Les slogans municipaux et les projets d’aménagement mis en œuvre témoignent du souhait de Curitiba de développer, dès les années 70, un modèle vert et social pour une autre manière de vivre ensemble. La Municipalité voulait une ville faite pour les gens, pas pour les voitures. D’ailleurs, en 1972, en plein boom du « tout voiture », la piétonisation de l’une de ses rues principales fut un symbole fort et une grande première en Amérique latine.

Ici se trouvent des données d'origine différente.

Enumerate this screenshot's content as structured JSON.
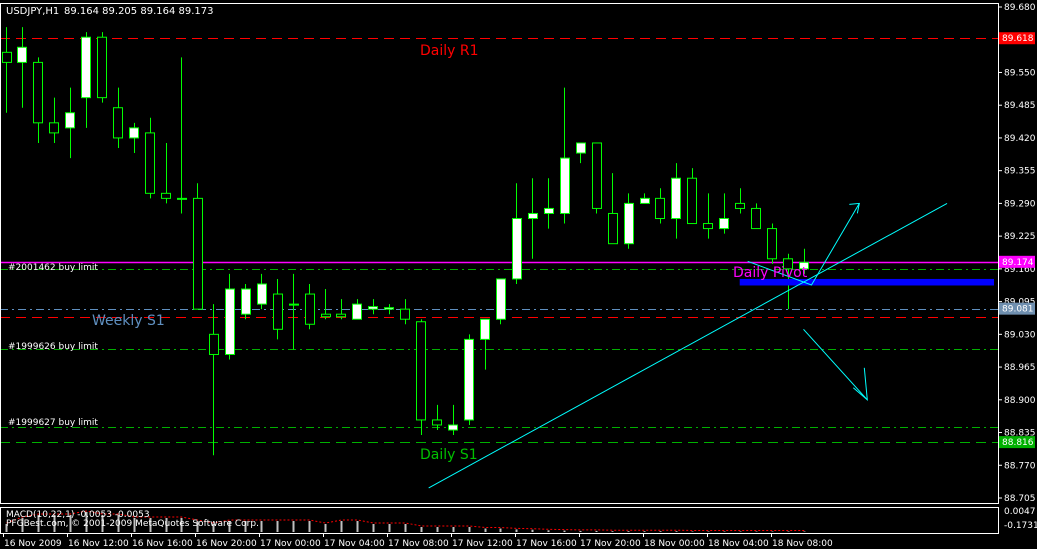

Trente ans plus tôt, l’architecte français, Alfred Agache, innovait en créant le premier plan directeur d’urbanisme de Curitiba – également le premier au Brésil. Ce dernier proposait une évolution spatiale de la ville calquée sur un modèle de croissance radiale. Puis, en 1965, l’Institut de planification urbaine de Curitiba (IPPUC) ouvrait ses portes. Aujourd’hui encore cette institution reste le cœur de tous les projets urbains développés au sein de la ville. Né d’une forte volonté politique initiée par le maire de l’époque, Ivo Arzua Pereira, cet institut mettait sur pied, en 1966, le second plan directeur de Curitiba. Celui-ci témoignait déjà d’une conception très fonctionnelle et linéaire de l’espace, à partir d’un centre historique revalorisé.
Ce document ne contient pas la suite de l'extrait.